Trener przygotowuje nas do piątkowego meczu i dzisiejszy trening jest naprawdę ciężki. Skłamałbym, gdybym powiedział, że się nie spociłem. Brody Knight, jeden z moich najlepszych przyjaciół w drużynie, już dyszy w swoim stroju obok mnie. Zatrzymuję się, żeby sięgnąć po butelkę z wodą, po czym wylewam ją sobie poprzez kratki kasku na spoconą twarz.
Brody i ja gramy w tej samej linii i dobrze ze sobą współpracujemy jako najlepsi napastnicy drużyny Eastview. Zach Chandler jest jednym z obrońców. Gra na tej pozycji od lat i początkowo stanowił prawdziwy wrzód na tyłku, bo nawet nie potrafił się zatrzymać na lodzie. Teraz jest jednym z najlepszych graczy w drużynie i, podobnie jak Brody, jednym z moich najbliższych przyjaciół.
— Jasny gwint — jęczy Brody. — Mam dość.
Pochyla się, dysząc ciężko, jednak ostry głos trenera każe nam wracać na pozycje wyjściowe.
— Knight, Reed, wracać na miejsca!
Wymieniając zmęczone spojrzenia, wracamy na nasze pozycje. Trener wykrzykuje, że Harvey zbyt ostro skręca, a z kolei Miller za mało się przykłada do zwrotów. Robiliśmy to ćwiczenie już pięć razy. Jest cholernie męczące, ale trener uważa, że to doskonale buduje kondycję. Miller dostaje obstawę i udaje mi się wbić czysto gola. Rzucam w jego stronę uśmiech, a on odwzajemnia go, gdy znowu wracamy na swoje pozycje.
Po kilku kolejkach trener każe nam pozbierać wszystkie zagubione krążki i położyć je w pobliżu linii pola bramkowego. Znajduję krążek i nie mogąc się powstrzymać, uderzam nim prosto w poprzeczkę. Odbija się od niej i wpada do siatki. Światło przygasa, rzucając czerwony blask na lód, co zwraca uwagę trenera.
— Reed! — wrzeszczy przez taflę. — Potrzebujesz aparatu słuchowego, chłopcze? Powiedziałem, że macie zebrać krążki, nie strzelać gole! Co, u licha, wstąpiło w was przez wakacje?
Pochylam głowę, uśmiechając się z rozgoryczeniem i zaczynam zbierać krążki. Zerkam na Danielsa stojącego w pobliżu niebieskiej linii, na której trener kazał je ustawić.
— Ej, Daniels! — wołam do niego. — Pomożesz mi?

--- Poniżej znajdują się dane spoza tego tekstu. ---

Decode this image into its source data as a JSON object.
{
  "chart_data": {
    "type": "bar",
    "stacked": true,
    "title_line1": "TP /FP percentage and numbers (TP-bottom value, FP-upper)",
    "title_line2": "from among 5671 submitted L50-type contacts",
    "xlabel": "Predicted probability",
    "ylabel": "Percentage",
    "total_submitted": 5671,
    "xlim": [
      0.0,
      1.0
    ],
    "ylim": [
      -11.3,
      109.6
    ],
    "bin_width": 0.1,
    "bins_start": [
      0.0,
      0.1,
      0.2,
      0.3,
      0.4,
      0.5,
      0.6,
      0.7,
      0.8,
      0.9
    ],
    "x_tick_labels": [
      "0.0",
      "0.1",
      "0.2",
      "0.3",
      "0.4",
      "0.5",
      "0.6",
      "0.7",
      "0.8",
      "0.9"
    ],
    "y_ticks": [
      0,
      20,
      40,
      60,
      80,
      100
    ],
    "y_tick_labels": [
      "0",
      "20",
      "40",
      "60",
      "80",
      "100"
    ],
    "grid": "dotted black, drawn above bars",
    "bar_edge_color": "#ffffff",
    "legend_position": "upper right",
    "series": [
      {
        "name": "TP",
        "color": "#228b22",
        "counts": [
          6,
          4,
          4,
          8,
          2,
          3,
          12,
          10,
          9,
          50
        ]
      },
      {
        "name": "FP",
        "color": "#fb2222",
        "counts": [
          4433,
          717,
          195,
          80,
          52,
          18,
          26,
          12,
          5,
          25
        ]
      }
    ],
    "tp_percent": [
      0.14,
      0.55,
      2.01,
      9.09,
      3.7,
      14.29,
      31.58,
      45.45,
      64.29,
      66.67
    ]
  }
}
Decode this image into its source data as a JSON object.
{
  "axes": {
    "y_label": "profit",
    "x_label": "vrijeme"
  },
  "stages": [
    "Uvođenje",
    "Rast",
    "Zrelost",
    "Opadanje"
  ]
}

Kiwa głową i ustawia kij do odebrania krążka. Wybieram jeden z rozrzuconych wokół mnie i posyłam go przez lód w stronę Danielsa, a ten odbiera go i szybko ustawia po swojej prawej, obok pozostałych.

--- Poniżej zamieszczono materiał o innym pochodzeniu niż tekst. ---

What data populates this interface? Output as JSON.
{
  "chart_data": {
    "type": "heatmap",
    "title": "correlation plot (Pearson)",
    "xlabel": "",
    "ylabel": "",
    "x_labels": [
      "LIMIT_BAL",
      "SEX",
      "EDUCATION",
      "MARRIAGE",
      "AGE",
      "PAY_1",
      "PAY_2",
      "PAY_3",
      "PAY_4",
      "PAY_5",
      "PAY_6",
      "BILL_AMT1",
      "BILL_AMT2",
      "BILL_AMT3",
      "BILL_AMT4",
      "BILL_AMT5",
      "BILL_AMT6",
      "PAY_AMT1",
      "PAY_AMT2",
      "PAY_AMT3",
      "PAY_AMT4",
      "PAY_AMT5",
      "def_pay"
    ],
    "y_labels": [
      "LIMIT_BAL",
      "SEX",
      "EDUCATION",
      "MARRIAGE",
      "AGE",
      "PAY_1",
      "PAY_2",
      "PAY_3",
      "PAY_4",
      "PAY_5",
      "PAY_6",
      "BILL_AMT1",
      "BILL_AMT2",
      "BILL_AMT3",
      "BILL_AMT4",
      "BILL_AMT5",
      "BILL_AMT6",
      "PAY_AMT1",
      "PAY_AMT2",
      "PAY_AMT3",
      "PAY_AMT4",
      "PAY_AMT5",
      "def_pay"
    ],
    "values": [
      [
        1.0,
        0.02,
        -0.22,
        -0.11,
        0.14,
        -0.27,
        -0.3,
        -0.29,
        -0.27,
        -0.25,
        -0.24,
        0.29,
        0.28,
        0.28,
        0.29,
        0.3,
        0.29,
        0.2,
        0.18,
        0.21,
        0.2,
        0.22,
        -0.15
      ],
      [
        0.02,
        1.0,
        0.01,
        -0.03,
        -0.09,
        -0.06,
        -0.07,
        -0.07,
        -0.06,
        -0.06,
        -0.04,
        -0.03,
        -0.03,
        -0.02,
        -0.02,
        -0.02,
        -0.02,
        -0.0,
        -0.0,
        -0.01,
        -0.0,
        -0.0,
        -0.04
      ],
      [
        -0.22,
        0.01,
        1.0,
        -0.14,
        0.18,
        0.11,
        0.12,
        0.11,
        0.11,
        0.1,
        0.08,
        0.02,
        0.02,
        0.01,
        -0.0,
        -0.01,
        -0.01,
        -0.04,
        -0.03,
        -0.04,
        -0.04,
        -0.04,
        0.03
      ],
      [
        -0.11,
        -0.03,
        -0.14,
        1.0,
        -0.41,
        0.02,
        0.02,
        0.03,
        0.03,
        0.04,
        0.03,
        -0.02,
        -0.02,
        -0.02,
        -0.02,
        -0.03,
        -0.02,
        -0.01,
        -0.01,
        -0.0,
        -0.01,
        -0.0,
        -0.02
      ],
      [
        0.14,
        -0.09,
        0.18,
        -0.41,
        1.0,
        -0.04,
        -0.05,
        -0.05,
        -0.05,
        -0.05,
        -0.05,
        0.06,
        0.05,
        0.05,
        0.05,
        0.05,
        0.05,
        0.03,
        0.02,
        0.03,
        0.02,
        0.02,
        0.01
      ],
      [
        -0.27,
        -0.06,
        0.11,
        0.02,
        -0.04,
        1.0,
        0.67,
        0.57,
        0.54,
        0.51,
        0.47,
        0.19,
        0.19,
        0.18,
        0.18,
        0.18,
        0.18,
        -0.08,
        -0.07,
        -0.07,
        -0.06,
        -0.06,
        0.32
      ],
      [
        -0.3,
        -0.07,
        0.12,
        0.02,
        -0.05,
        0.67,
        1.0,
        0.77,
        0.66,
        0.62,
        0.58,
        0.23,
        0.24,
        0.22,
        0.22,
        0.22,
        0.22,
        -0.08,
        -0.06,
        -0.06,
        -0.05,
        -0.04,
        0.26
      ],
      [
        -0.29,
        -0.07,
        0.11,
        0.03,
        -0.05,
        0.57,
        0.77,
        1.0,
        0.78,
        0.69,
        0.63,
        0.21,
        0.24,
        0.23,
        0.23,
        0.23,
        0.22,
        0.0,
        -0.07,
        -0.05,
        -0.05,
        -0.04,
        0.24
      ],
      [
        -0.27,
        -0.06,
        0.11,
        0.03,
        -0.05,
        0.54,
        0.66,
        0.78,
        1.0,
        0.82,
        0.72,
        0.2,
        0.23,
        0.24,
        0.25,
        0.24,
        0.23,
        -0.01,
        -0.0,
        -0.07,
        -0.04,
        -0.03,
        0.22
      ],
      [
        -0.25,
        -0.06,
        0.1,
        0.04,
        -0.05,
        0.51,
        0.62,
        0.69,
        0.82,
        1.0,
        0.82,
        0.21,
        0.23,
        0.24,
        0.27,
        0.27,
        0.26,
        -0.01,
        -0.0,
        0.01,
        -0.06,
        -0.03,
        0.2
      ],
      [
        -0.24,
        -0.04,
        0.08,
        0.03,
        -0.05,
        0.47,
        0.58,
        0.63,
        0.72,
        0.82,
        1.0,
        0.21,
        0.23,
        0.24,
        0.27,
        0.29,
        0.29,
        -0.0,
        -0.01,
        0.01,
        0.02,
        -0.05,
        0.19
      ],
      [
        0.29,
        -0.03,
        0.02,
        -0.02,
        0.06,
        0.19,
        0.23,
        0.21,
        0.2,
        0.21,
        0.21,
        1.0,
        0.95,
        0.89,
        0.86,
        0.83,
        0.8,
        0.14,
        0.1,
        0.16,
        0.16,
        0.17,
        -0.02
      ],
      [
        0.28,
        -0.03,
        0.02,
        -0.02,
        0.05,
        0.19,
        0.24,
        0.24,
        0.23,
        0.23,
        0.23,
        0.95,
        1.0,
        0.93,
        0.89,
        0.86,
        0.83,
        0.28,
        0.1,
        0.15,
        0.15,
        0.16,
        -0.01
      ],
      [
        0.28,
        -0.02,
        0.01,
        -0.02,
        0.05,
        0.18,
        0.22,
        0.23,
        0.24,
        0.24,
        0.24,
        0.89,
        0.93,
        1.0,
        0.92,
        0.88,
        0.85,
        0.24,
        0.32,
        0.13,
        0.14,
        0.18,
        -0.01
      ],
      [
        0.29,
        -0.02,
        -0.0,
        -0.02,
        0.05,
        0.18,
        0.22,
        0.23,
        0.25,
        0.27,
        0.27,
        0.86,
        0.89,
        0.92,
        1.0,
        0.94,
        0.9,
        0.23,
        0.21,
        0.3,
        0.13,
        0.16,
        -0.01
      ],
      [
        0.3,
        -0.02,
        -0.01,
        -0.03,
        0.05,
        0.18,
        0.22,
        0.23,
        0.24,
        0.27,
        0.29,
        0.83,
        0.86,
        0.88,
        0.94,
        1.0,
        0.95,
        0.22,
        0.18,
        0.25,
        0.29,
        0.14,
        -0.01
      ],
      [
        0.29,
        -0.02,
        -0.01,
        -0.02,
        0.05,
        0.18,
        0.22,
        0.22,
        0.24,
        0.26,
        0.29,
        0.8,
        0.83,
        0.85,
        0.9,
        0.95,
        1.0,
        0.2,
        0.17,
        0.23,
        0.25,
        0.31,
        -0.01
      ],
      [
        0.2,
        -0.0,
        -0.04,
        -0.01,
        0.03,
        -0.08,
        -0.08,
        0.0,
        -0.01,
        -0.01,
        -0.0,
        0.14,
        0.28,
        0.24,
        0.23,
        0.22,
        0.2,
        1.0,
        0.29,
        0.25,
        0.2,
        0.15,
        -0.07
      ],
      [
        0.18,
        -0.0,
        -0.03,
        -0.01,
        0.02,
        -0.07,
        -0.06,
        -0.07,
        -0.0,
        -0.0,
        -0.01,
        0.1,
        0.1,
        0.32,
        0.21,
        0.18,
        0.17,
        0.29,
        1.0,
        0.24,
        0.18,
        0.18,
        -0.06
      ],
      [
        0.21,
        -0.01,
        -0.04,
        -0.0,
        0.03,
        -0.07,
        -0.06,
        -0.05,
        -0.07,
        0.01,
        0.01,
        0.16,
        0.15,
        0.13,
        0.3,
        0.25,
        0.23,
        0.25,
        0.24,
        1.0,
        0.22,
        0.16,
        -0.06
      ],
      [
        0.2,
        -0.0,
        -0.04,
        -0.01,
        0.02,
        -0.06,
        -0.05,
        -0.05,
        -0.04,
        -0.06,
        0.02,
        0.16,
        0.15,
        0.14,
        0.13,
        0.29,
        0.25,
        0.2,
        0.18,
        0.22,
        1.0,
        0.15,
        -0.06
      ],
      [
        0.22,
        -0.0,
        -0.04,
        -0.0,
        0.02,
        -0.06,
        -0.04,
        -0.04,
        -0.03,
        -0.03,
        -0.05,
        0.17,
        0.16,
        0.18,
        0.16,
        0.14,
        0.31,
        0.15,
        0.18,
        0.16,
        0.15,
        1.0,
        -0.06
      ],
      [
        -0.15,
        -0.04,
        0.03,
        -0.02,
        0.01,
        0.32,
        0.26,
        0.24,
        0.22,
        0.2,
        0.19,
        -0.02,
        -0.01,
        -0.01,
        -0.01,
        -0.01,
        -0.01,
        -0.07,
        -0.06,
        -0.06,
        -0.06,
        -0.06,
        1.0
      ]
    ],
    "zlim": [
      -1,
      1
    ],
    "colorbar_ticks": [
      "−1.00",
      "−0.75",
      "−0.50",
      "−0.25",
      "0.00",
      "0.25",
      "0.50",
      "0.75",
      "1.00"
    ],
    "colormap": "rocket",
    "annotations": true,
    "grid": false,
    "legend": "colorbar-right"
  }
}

Unosi głowę i stuka kijem o lód, dając mi do zrozumienia, że jest gotowy na przyjęcie kolejnego. Szybko łapiemy rytm i ostre uderzenia kijów o krążek rezonują nad lodowiskiem. Gdy kończę, jadę na drugą stronę, ciągnąc kij za sobą.
Zbliżam się do Brody’ego i Zacha, którzy o coś się sprzeczają. Zach mówi coś z ożywieniem, a Brody spogląda na niego, jakby nie był pewny, czy ten mówi poważnie. Okazuje się, że najwyraźniej podczas wakacji obydwaj wymieniali wiadomości z tą samą dziewczyną.
— Ej, wy dwaj! — krzyczy trener. — Co to za plotki?
— Nic, nic — mamrocze Brody cierpko, obrzucając Chandlera morderczym spojrzeniem. Tłumię śmiech. Do jutra im przejdzie, a na razie jest to cholernie zabawne. Zasłużyli na to. Żaden z nich nie jest niewinny i mogę się założyć, że każdy z nich wysyłał wiadomości do więcej niż jednej dziewczyny.
— Brody nie lubi się dzielić — mruczy Zach.
— Dzielić? — Twarz Brody’ego pokrywa się rumieńcem. Zniża głos do szeptu. — Proponowałeś jej trój…
— Zapomnijcie, że pytałem! — przerywa trener i zaciska szczęki, potrząsając głową. — Wracać do treningu, i to już!
Zbliżamy się do reszty drużyny i stajemy razem, chociaż Zach i Brody nie przestają się sprzeczać.
Ćwiczę w parze z Millerem. Posyłam mu krążek i ustawiam kij przed sobą, czekając na jego podanie. Miller podaje, ale zbyt szeroko i za daleko od miejsca, w którym stoję. Refleks mnie nie zawodzi, skręcam ciało i wyciągam się, ruszając w stronę krążka.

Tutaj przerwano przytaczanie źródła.